1. Ethics is concerned with the _ideal_ of life. By an ideal we mean a better state of being than has been actually realised. We are confessedly not as we should be, and there floats before the minds of men a vision of some higher condition of life and society than that which exists. Life divorced from an ideal is ethically valueless. Some conception of the supreme good is the imperative demand and moral necessity of man's being.

Hence the chief business of Ethics is to answer the question: What is the supreme good? For what should a man live? What, in short, is the ideal of life? In this respect Ethics as a science is distinguished from the physical sciences. They explain facts and trace sequences, but they do not form ideals or endeavour to move the will in the direction of them.

2. Ethics again is concerned with a _norm_ of life, and in this sense it is frequently styled a normative science. That is to say, it is a science which prescribes rules or maxims according to which life is to be regulated. This is sometimes expressed by saying that Ethics treats of what _ought to be_.
The ideal must not be one which simply floats in the air. It must be an ideal which is possible, and, therefore, as such, obligatory. It is useless to feel the worth of a certain idea, or even to speak of the desirability of it, if we do not feel also that it ought to be realised.

Moral judgments imply an 'ought,' and that 'ought' implies a norm or standard, in the light of which, as a criterion, all obligation must be tested, and according to which all conduct must be regulated.

3. Ethics, once more, is concerned with the _will_. It is based specifically on the fact that man is not only an intellectual being (capable of knowing) and a sensitive being (possessed of feeling) but also a volitional being; that is, a being endowed with self-determining activity. It implies that man is responsible for his intentions, dispositions and actions.

The idea of a supreme ideal at which he is to aim and a norm or standard of conduct according to which he ought to regulate his life, would have no meaning if we did not presuppose the power of self-determination.
Whatever is not willed has no moral value. Where there is no freedom of choice, we cannot speak of an action as either good or evil.
When we praise or blame a man's conduct we do so under the assumption that his action is voluntary. In all moral action purpose is implied. This is the meaning of the well-known dictum of Kant, 'There is nothing in the world . . . that can be called good without qualification except a good will.

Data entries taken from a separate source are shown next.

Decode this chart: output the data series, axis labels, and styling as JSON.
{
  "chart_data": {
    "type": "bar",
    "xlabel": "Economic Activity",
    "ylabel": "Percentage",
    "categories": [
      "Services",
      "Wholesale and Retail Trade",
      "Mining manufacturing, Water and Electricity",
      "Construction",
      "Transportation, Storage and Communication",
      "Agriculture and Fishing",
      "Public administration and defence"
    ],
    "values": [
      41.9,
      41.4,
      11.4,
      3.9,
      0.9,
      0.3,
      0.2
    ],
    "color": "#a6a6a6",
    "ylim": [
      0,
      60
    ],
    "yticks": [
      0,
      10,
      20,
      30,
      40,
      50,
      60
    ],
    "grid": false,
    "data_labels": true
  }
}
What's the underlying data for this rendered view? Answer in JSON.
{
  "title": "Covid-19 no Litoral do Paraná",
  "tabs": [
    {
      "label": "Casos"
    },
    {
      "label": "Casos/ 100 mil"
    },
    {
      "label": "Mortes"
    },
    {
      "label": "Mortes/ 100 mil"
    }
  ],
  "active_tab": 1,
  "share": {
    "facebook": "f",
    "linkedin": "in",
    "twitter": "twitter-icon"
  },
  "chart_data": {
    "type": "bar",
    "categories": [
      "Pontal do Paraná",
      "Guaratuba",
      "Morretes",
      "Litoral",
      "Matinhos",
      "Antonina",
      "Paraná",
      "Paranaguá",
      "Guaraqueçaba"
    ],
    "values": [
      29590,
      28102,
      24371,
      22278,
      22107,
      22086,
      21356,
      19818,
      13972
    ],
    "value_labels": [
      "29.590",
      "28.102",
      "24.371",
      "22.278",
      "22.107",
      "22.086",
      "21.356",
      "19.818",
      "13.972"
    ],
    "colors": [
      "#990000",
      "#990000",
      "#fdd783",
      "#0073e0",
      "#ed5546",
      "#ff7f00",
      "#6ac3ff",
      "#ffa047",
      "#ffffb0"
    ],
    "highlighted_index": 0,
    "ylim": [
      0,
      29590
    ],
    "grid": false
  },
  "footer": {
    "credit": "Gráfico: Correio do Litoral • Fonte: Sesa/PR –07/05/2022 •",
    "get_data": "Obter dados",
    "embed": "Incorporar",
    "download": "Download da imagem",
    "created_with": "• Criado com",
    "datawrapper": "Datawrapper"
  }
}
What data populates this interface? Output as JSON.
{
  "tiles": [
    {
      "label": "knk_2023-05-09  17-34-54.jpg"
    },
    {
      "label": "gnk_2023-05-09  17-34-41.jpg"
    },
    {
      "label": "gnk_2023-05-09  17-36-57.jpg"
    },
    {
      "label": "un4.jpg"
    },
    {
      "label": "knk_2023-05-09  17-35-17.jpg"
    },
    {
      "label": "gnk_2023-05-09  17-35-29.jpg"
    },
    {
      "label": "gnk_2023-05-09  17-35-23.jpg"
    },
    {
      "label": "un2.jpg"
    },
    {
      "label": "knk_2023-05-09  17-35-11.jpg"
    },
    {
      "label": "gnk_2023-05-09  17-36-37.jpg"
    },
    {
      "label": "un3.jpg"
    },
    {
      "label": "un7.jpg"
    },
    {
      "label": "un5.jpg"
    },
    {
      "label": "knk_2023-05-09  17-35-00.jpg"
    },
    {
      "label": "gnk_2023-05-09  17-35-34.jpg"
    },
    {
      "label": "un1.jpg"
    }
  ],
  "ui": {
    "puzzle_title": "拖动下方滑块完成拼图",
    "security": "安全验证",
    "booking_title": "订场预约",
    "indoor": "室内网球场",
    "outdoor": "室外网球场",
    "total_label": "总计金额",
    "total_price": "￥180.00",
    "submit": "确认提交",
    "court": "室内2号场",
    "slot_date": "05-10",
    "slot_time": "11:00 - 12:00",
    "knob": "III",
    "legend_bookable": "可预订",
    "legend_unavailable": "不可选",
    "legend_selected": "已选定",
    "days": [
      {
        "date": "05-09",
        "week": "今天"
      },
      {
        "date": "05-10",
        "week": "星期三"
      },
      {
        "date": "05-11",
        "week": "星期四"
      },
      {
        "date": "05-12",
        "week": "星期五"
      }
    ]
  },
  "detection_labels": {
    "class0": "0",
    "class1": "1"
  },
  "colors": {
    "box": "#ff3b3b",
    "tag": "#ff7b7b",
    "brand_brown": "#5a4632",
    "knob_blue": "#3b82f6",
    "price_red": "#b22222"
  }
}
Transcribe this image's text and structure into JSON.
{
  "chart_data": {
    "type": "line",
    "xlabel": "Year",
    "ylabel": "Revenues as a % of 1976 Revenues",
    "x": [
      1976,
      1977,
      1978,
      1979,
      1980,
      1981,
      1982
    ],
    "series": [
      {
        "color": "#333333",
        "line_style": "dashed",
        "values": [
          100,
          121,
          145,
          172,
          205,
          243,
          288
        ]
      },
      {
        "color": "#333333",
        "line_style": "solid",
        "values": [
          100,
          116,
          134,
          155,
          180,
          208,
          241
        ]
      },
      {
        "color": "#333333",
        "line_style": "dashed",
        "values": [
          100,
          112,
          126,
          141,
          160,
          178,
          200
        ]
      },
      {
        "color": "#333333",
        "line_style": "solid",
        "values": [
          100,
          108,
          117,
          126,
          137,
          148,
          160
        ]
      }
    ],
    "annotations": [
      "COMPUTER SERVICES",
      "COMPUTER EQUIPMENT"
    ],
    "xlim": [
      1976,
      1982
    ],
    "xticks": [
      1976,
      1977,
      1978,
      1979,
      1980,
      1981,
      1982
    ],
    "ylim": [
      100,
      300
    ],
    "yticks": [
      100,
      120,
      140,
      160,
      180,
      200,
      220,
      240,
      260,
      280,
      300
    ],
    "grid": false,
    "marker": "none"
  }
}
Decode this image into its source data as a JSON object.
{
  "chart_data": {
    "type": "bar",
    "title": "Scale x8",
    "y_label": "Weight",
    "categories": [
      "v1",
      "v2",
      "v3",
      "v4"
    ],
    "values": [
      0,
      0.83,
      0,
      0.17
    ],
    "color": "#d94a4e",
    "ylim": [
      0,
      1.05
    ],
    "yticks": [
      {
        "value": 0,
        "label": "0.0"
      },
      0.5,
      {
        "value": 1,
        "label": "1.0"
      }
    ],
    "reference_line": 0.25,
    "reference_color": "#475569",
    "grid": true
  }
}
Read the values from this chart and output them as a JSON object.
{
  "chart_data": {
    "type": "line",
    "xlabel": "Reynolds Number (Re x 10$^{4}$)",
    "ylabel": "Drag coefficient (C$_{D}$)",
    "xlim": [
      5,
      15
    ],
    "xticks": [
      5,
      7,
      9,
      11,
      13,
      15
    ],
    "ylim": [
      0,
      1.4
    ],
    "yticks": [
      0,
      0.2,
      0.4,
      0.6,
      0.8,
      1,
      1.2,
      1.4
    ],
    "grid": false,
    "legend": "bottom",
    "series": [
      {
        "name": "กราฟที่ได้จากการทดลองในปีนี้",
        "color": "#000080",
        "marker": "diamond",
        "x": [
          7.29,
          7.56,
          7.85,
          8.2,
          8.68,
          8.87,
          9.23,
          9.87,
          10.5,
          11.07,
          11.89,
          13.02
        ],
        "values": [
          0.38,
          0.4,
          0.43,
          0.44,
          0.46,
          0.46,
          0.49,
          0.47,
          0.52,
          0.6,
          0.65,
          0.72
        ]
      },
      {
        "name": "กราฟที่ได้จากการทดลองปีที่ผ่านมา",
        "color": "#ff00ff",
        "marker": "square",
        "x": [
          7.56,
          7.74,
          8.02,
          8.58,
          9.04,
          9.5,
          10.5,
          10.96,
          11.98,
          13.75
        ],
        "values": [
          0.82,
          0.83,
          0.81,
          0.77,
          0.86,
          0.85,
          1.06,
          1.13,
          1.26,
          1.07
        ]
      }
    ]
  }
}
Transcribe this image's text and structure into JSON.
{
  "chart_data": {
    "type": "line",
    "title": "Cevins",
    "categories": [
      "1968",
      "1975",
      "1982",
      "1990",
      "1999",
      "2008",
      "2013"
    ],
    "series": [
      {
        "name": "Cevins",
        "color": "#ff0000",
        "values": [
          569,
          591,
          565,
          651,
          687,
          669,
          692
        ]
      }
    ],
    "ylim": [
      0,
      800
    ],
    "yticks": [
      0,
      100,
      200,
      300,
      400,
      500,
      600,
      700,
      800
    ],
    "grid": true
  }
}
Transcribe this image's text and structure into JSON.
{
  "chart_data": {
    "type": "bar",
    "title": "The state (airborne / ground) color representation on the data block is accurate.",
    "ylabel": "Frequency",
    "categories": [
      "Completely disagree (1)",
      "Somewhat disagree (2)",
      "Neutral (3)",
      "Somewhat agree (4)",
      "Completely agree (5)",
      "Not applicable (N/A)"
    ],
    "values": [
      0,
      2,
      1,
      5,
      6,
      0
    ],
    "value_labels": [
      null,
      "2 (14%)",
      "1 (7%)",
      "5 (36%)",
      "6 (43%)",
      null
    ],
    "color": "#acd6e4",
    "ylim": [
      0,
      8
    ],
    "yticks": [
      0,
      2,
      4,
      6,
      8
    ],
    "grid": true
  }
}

A good will is good, not because of what it performs or effects, not by its aptness for the attainment of some proposed end, but simply by virtue of the volition.' It is the inner aim, the good will which alone gives moral worth to any endeavour. It is not what I do but the reason why I do it which is chiefly of ethical value. The essence of virtue resides in the will, not in the achievement; in the intention or motive, not in the result.